Suzuki Eğitimi Felsefesinin ana prensiplerini aşağıdaki gibi özetleyebiliriz.

 Çocuktaki ilk öğrenme, ilk çevresi olan aileyle başlar ve ailenin öğrenmedeki yeri büyüktür. Çocuğu geliştirmenin ilk yolu aileyi geliştirmektir. Bu sebepten aile öğrenme sürecinin içine, çocuk daha dünyaya gelmeden dahil edilir.

 Çocuğun gelişiminde büyük rolü olan aile öğretimin bir parçasıdır. Bu eğitimde motivasyon çok önemlidir ve aileye düşen en önemli görevlerden biri çocuğa çalgıyı sevdirecek ve çalışmaya motive edecek, müziğin ailenin önemli bir parçası haline getirecek davranışlar sergilemektir. Bu davranışlar arasında ailenin de müzikle içi içe olması, çocuğa öğrenmenin bir süreci olan müziğin sürekli dinletilmesi, öğretilecek çalgıyı anne ya da babanın da çalması, birlikte şarkı söyleme yer almaktadır. Aile, öğretmen ve öğrenci üçgeni bu eğitim sürecindeki temel unsurlardır.

 Çocuğun ana dilini öğrenmesi ilk doğal öğrenim sürecidir. Suzuki eğitimi de bu öğrenme sürecini model alır. Eğitim anne karnında başlar. Anne ve baba çocuğun çalacağı eserleri doğmadan dinletmeye başlar. Çocuk ana dilini öğrendiği gibi önce dinler, sonra çalar.

 Her çocuk kendi yetenekleriyle ve öğrenme hızıyla doğar. Anne baba ve öğretmen bu konuda çok sabırlı olmalı, çocuğun öğrenme hızına göre eğitim adım adım ilerlemeli, çocuk kazandığı her davranışta övülüp takdir edilerek motive edilmelidir.

 Suzuki metotlarının standart bir programı vardır ve bu program sırasıyla işlenmelidir.
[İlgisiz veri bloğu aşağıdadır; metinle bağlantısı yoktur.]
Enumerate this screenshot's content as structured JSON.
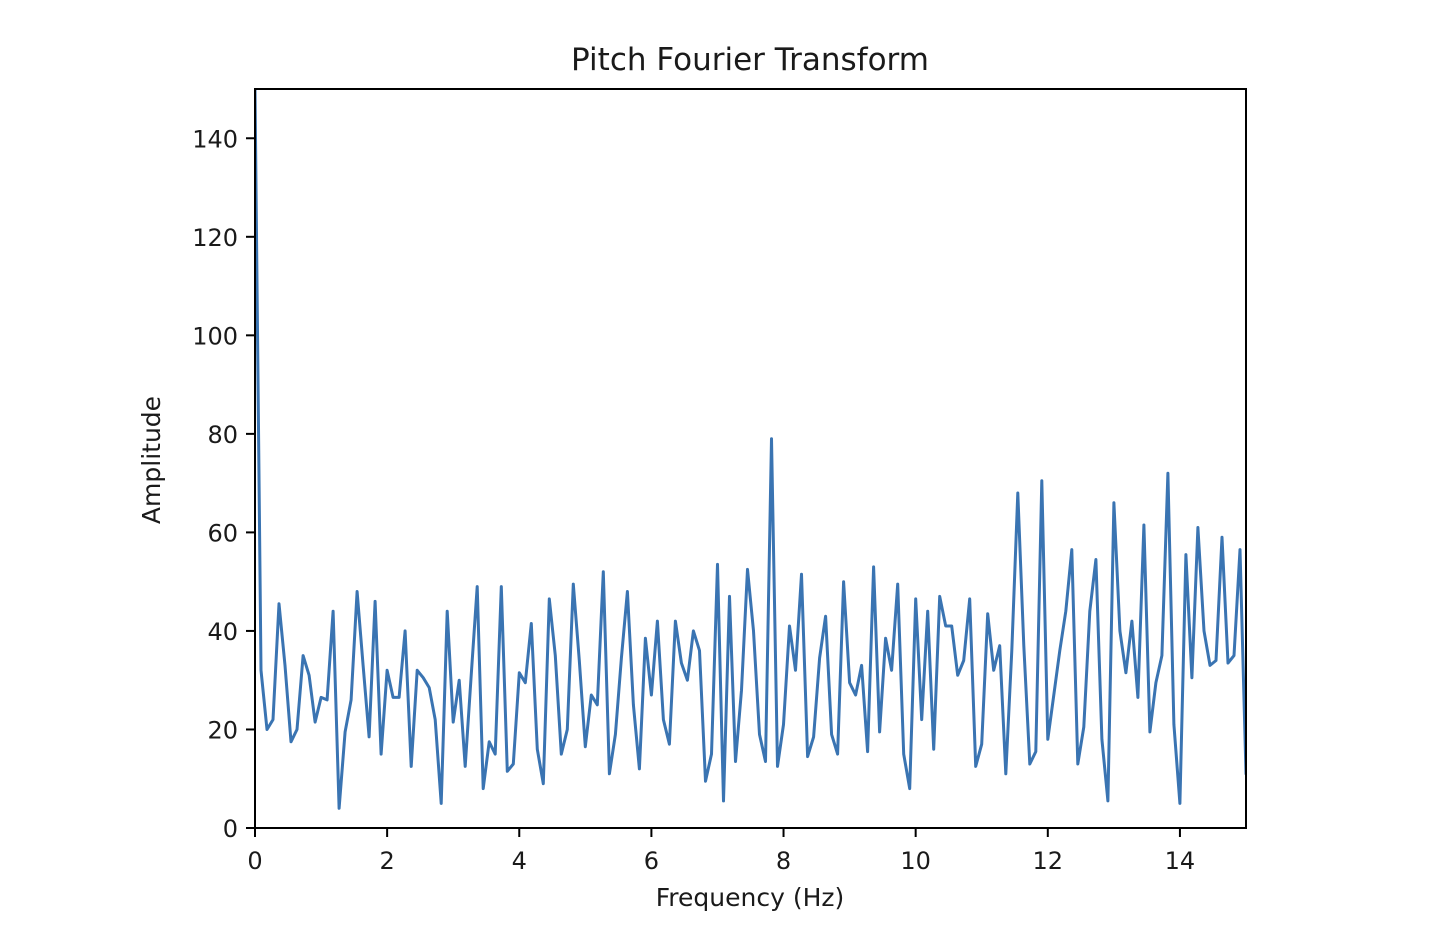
{
  "chart_data": {
    "type": "line",
    "title": "Pitch Fourier Transform",
    "xlabel": "Frequency (Hz)",
    "ylabel": "Amplitude",
    "xlim": [
      0,
      15
    ],
    "ylim": [
      0,
      150
    ],
    "xticks": [
      0,
      2,
      4,
      6,
      8,
      10,
      12,
      14
    ],
    "yticks": [
      0,
      20,
      40,
      60,
      80,
      100,
      120,
      140
    ],
    "grid": false,
    "series": [
      {
        "color": "#3a74b2",
        "x": [
          0.0,
          0.0909,
          0.1818,
          0.2727,
          0.3636,
          0.4545,
          0.5455,
          0.6364,
          0.7273,
          0.8182,
          0.9091,
          1.0,
          1.0909,
          1.1818,
          1.2727,
          1.3636,
          1.4545,
          1.5455,
          1.6364,
          1.7273,
          1.8182,
          1.9091,
          2.0,
          2.0909,
          2.1818,
          2.2727,
          2.3636,
          2.4545,
          2.5455,
          2.6364,
          2.7273,
          2.8182,
          2.9091,
          3.0,
          3.0909,
          3.1818,
          3.2727,
          3.3636,
          3.4545,
          3.5455,
          3.6364,
          3.7273,
          3.8182,
          3.9091,
          4.0,
          4.0909,
          4.1818,
          4.2727,
          4.3636,
          4.4545,
          4.5455,
          4.6364,
          4.7273,
          4.8182,
          4.9091,
          5.0,
          5.0909,
          5.1818,
          5.2727,
          5.3636,
          5.4545,
          5.5455,
          5.6364,
          5.7273,
          5.8182,
          5.9091,
          6.0,
          6.0909,
          6.1818,
          6.2727,
          6.3636,
          6.4545,
          6.5455,
          6.6364,
          6.7273,
          6.8182,
          6.9091,
          7.0,
          7.0909,
          7.1818,
          7.2727,
          7.3636,
          7.4545,
          7.5455,
          7.6364,
          7.7273,
          7.8182,
          7.9091,
          8.0,
          8.0909,
          8.1818,
          8.2727,
          8.3636,
          8.4545,
          8.5455,
          8.6364,
          8.7273,
          8.8182,
          8.9091,
          9.0,
          9.0909,
          9.1818,
          9.2727,
          9.3636,
          9.4545,
          9.5455,
          9.6364,
          9.7273,
          9.8182,
          9.9091,
          10.0,
          10.0909,
          10.1818,
          10.2727,
          10.3636,
          10.4545,
          10.5455,
          10.6364,
          10.7273,
          10.8182,
          10.9091,
          11.0,
          11.0909,
          11.1818,
          11.2727,
          11.3636,
          11.4545,
          11.5455,
          11.6364,
          11.7273,
          11.8182,
          11.9091,
          12.0,
          12.0909,
          12.1818,
          12.2727,
          12.3636,
          12.4545,
          12.5455,
          12.6364,
          12.7273,
          12.8182,
          12.9091,
          13.0,
          13.0909,
          13.1818,
          13.2727,
          13.3636,
          13.4545,
          13.5455,
          13.6364,
          13.7273,
          13.8182,
          13.9091,
          14.0,
          14.0909,
          14.1818,
          14.2727,
          14.3636,
          14.4545,
          14.5455,
          14.6364,
          14.7273,
          14.8182,
          14.9091,
          15.0
        ],
        "y": [
          150,
          32,
          20,
          22,
          45.5,
          33,
          17.5,
          20,
          35,
          31,
          21.5,
          26.5,
          26,
          44,
          4,
          19.5,
          26,
          48,
          33,
          18.5,
          46,
          15,
          32,
          26.5,
          26.5,
          40,
          12.5,
          32,
          30.5,
          28.5,
          22,
          5,
          44,
          21.5,
          30,
          12.5,
          31,
          49,
          8,
          17.5,
          15,
          49,
          11.5,
          13,
          31.5,
          29.5,
          41.5,
          16,
          9,
          46.5,
          35,
          15,
          20,
          49.5,
          34,
          16.5,
          27,
          25,
          52,
          11,
          19,
          34.5,
          48,
          25,
          12,
          38.5,
          27,
          42,
          22,
          17,
          42,
          33.5,
          30,
          40,
          36,
          9.5,
          15,
          53.5,
          5.5,
          47,
          13.5,
          28,
          52.5,
          40,
          19,
          13.5,
          79,
          12.5,
          21,
          41,
          32,
          51.5,
          14.5,
          18.5,
          34.5,
          43,
          19,
          15,
          50,
          29.5,
          27,
          33,
          15.5,
          53,
          19.5,
          38.5,
          32,
          49.5,
          15,
          8,
          46.5,
          22,
          44,
          16,
          47,
          41,
          41,
          31,
          34,
          46.5,
          12.5,
          17,
          43.5,
          32,
          37,
          11,
          36,
          68,
          37,
          13,
          15.5,
          70.5,
          18,
          27,
          36,
          44,
          56.5,
          13,
          20.5,
          44,
          54.5,
          18,
          5.5,
          66,
          40,
          31.5,
          42,
          26.5,
          61.5,
          19.5,
          29.5,
          35,
          72,
          21,
          5,
          55.5,
          30.5,
          61,
          40,
          33,
          34,
          59,
          33.5,
          35,
          56.5,
          11
        ]
      }
    ]
  }
}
 Suzuki’ de grup derslerinin önemi büyüktür. Çocukları sosyalleştirir ve motive eder. Gruptaki arkadaşlarıyla etkileşim içinde olmaları onları motive eder.

 Konserler ve resitaller Suzuki eğitiminin önemli bir parçasıdır. Konserler, ilk öğrenilen eserlerin ailelere seslendirilmesi yani aile konserleriyle başlar daha sonra salon konserlerine dönüşür.

Suzuki tüm hayatını, ‘yeteneğin’ doğuştan olmadığını, doğru eğitim ile kazanılabileceğini kanıtlamaya çalışarak geçirmiştir. Bu yolda geliştirdiği Ana Dil Metodu’nun başarısı tüm dünyanın kabul ettiği bir gerçektir. Suzuki’nin felsefesi çocuğa enstrüman çalmayı öğretmekten daha fazlasına yöneliktir. Çocuğu bir bütün olarak geliştirmeyi, potansiyelini ortaya çıkartmaya yardım etmeyi, iyi ve kendine güvenli bir birey olmasını sağlamayı hedefler. Suzuki eğitiminin amacı büyük sanatçılar yetiştirmek değil, tüm çocuklara müziği sevdirmek, müzikle gelen mutluluğu ve kişisel gelişimi bulmaları için yardım etmektir. Çocuk, eğitimi süresince çevreden aldığı büyük destek ile gelişir. Kendine güveni ve özsaygısı artar, çalışma disiplini edinir. Yaşamı boyunca sürecek bir müzik sevgisi, hassaslığı ve müzik becerisi kazanır (Brody,2016:87).